Two other instrument packages will be aboard the probe. WISPR, the Wide-Field Imager for Parker Solar Probe, was built at the Naval Research Laboratory and will capture visible-light images of the sun’s corona directly in front of the orbiting probe. ISʘIS (pronounced E-sis) – short for Integrated Science Investigation of the Sun, and including ʘ, the symbol for the Sun, in its acronym – is led by Princeton University and will measure the energy and identity of energized electrons and ions, including ions heavier that hydrogen and helium, in order to find out how they are sometimes accelerated to nearly light speed close to the sun.
Together, these instruments should be able to record the speed-up of the solar wind from subsonic to supersonic and the birth of the highest-energy solar particles.
“Plasma physics is really hard to study in the laboratory,” said Bale, who focuses on the role of magnetic fields and ionized plasma in space, in particular around stars like the sun. “Sticking a spacecraft right in the hot plasma makes an ideal laboratory.”
Looping around Venus
This probe is the chance of a lifetime for Bale. Though his team will deploy booms and test instrument functions one day after launch, most of the instruments will then be turned off and won’t begin taking real measurements of the corona until the probe reaches its first close approach to the sun in November.
After a loop around Venus to slow down, the probe will get the closest any spacecraft has ever been to the sun, a distance from the center of the sun equal to 36 times the sun’s radius (36 solar radii). Venus orbits at 155 solar radii and Mercury at 83 solar radii.
Over the next six years, the probe will loop around Venus six more times, gradually working its way to approximately 9.8 solar radii from the center of the sun. There, it will be well within the corona, at the outer edge of which particles exceed the speed of sound – the Alfvén speed, which is about 200 miles per second – and no longer call the sun home.
“The goal of the mission is to get inside that transition region, so we get into the real corona where the flow is subAlfvénic,” Bale said. “We think that boundary is at about 15 solar radii, so we probably won’t start hitting it until 2021.”
Once inside the corona, the probe may see the jiggling magnetic field lines, or Alfvén waves, bouncing back and forth between the sun’s surface and the edge of the corona, a turbulent cascade that may be the feedback loop that accelerates particles to the high speeds seen in the solar wind.

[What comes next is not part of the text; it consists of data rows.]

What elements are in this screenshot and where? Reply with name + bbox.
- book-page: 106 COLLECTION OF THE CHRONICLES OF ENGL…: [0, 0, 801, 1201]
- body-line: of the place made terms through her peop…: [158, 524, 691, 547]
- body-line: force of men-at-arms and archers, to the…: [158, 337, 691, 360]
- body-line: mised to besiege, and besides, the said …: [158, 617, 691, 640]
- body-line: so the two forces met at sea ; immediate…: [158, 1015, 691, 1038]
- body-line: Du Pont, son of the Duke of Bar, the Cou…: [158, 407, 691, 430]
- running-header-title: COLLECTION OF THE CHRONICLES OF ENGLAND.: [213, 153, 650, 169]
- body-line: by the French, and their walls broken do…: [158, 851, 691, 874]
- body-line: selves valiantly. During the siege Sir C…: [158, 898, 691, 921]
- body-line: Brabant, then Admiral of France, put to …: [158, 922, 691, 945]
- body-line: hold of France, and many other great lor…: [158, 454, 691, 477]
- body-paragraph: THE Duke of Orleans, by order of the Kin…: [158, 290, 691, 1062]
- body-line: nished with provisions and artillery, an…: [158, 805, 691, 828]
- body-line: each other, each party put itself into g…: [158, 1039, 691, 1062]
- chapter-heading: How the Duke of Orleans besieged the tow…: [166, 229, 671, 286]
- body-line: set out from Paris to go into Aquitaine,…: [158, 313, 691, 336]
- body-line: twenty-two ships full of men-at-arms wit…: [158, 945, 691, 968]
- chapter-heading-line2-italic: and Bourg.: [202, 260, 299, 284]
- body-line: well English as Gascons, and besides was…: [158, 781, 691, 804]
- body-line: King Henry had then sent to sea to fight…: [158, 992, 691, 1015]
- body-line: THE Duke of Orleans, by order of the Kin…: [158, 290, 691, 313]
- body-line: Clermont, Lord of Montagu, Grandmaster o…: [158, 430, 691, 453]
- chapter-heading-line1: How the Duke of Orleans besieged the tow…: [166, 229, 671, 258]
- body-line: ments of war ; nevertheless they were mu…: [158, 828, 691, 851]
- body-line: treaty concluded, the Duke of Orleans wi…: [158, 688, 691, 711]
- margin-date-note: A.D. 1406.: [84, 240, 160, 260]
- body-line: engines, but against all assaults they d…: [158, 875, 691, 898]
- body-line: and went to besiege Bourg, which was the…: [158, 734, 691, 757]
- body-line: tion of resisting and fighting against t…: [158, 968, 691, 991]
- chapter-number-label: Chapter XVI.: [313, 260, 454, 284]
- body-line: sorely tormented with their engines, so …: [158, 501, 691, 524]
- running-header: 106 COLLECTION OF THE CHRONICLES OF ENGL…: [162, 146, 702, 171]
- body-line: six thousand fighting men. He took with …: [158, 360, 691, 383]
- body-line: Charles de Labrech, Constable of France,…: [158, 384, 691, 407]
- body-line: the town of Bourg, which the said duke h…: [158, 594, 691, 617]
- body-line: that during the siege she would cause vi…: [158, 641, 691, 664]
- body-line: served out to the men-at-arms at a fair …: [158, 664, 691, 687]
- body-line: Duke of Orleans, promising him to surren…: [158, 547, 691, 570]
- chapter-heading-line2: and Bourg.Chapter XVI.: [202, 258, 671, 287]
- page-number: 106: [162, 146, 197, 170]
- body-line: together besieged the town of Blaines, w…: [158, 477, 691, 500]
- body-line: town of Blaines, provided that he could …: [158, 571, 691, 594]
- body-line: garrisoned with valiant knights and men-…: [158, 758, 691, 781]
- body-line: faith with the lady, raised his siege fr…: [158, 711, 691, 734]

“In early December, I am counting on having that first pass of data at 35 solar radii, and I am sure it will be revolutionary. There will be great new stuff in there, from what we know about previous missions,” Bale said.
Over its seven-year mission lifetime, the probe will dip into the sun’s inner atmosphere 24 times. As part of NASA’s outreach efforts, more than 1.1 million people submitted their names to be recorded on a memory card that will accompany the spacecraft around the sun.
The probe is scheduled for launch in the early hours of Monday, Aug. 11, from Cape Canaveral Air Force Station in Florida, aboard a United Launch Alliance Delta IV Heavy rocket with an upper stage to boost it out of Earth orbit toward Venus.
Since the mission was approved in 2010, some 40 to 50 people at Berkeley’s Space Sciences Laboratory have worked on the solar probe. Through the formal end of the mission in 2026, and including subsequent data analysis, UC Berkeley will have received about $100 million out of a total of $1.5 billion spend on the mission.